The neon green bucket hat sat on my desk like radioactive waste.

"You're actually gonna wear it?" Marcus asked, leaning against my locker with that grin that meant trouble.

"It's for the fundraiser, dumbass," I said, though my palms were already sweating. "Twenty bucks for St. Jude's. I'm not gonna punk out."

The hat had 'DADDY' embroidered across the front in hot pink—courtesy of Maya's joke shop obsession. I'd lost a bet. The terms: wear it to first period.

I put it on. The fluorescent hallway lighting made it glow like I'd chugged nuclear waste.

"Solidarity, king," Maya saluted, pockets already bulging with cash people had slipped her to watch me self-destruct.

Then I saw her.

Lena.
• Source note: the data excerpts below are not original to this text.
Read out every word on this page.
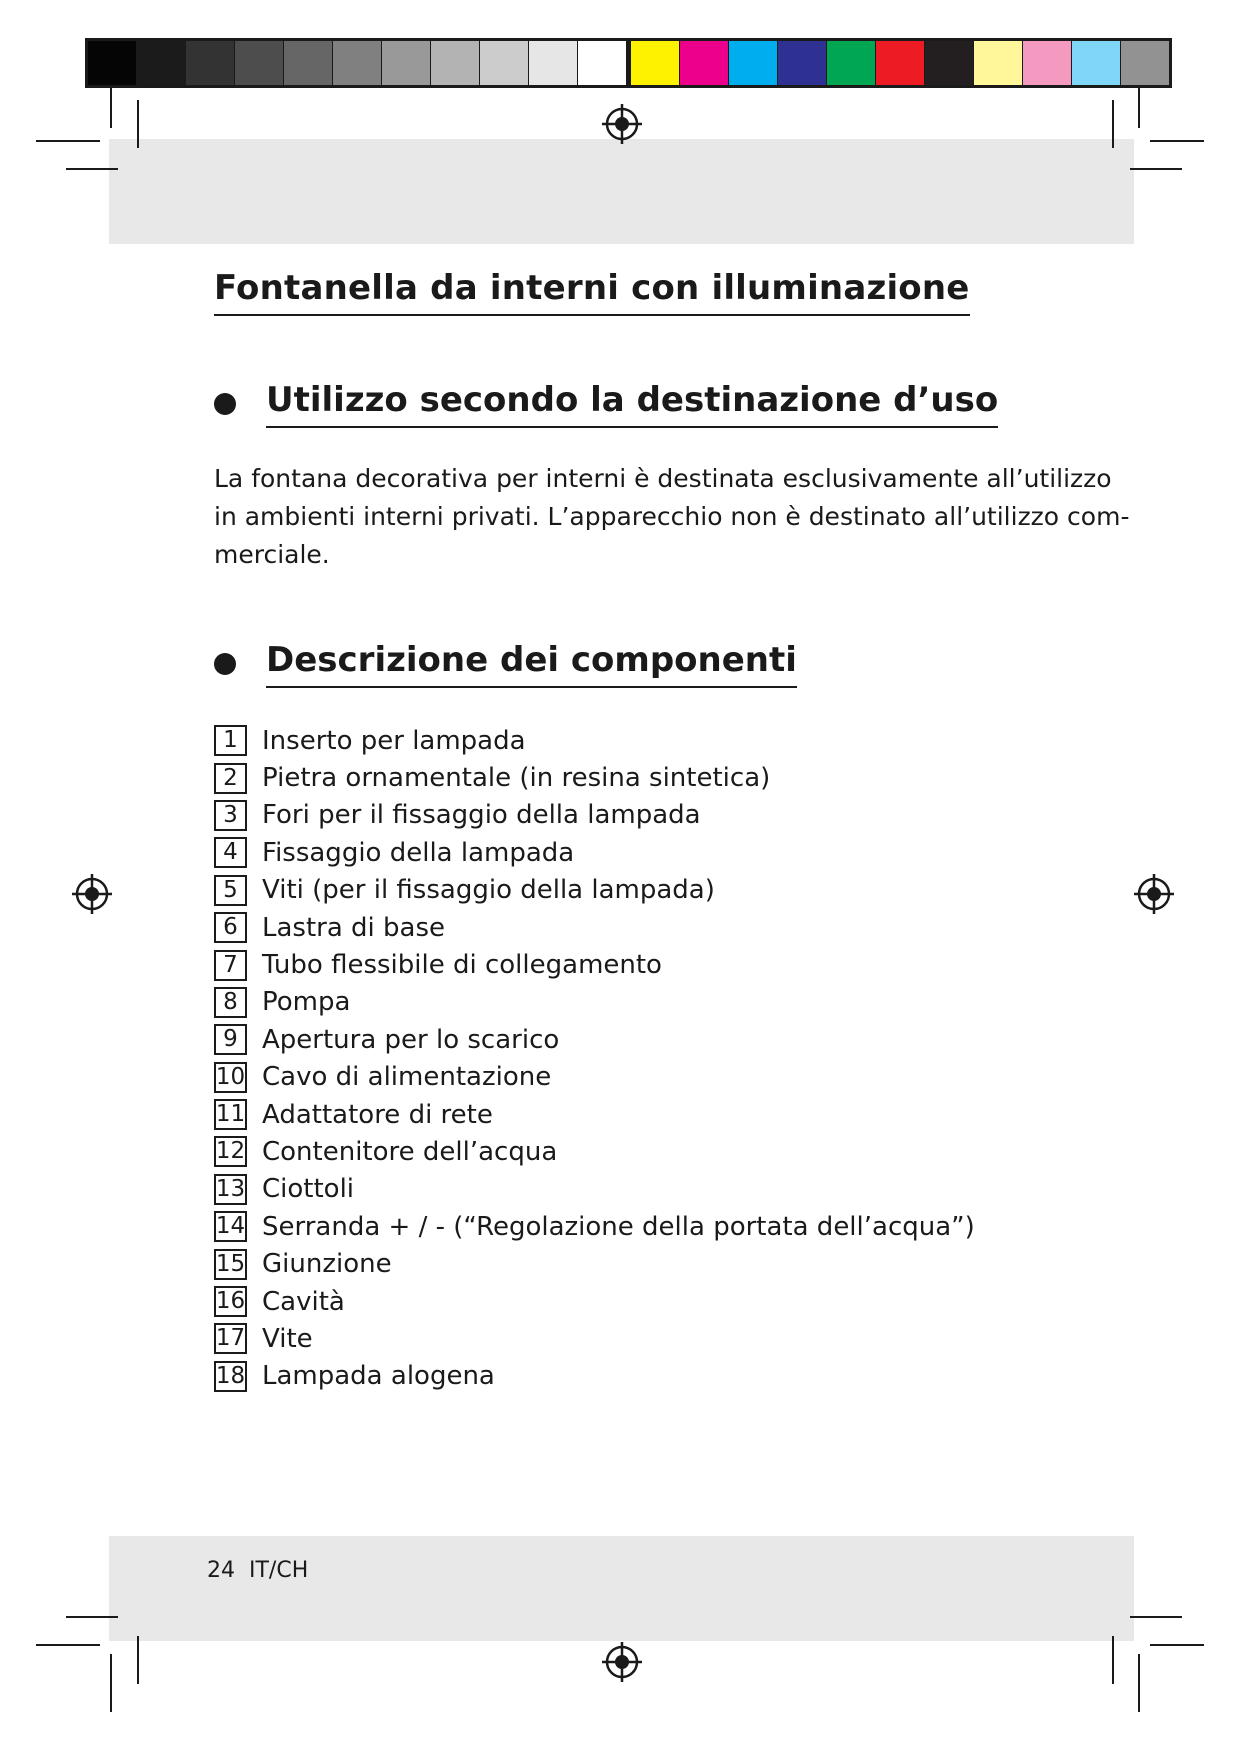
Fontanella da interni con illuminazione
Utilizzo secondo la destinazione d’uso
La fontana decorativa per interni è destinata esclusivamente all’utilizzo
in ambienti interni privati. L’apparecchio non è destinato all’utilizzo com-
merciale.
Descrizione dei componenti
1 Inserto per lampada
2 Pietra ornamentale (in resina sintetica)
3 Fori per il fissaggio della lampada
4 Fissaggio della lampada
5 Viti (per il fissaggio della lampada)
6 Lastra di base
7 Tubo flessibile di collegamento
8 Pompa
9 Apertura per lo scarico
10 Cavo di alimentazione
11 Adattatore di rete
12 Contenitore dell’acqua
13 Ciottoli
14 Serranda + / - (“Regolazione della portata dell’acqua”)
15 Giunzione
16 Cavità
17 Vite
18 Lampada alogena
24 IT/CH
At her locker.

My stomach did that thing where it tries to exit through your throat. We'd been lab partners since September, exchanging Maybe-later smiles and zero actual plans. Today felt different though. Today she was wearing that vintage oversized jacket she looked impossibly good in, and today I was wearing a hat that announced 'DADDY' to the entire sophomore class.

I started walking. Purposefully. Casual. Like I wasn't committing social suicide at 8:03 AM.

Then—

"MR. FLUFFY, NO!"

A golden retriever barreled around the corner.

I don't know whose dog it was. I don't know how it got in the building. I only know that Mr. Fluffy decided my neon hat was his new emotional support animal.

I took off running.

So did the dog.

So did half the sophomore class, phones out like this was TikTok gold.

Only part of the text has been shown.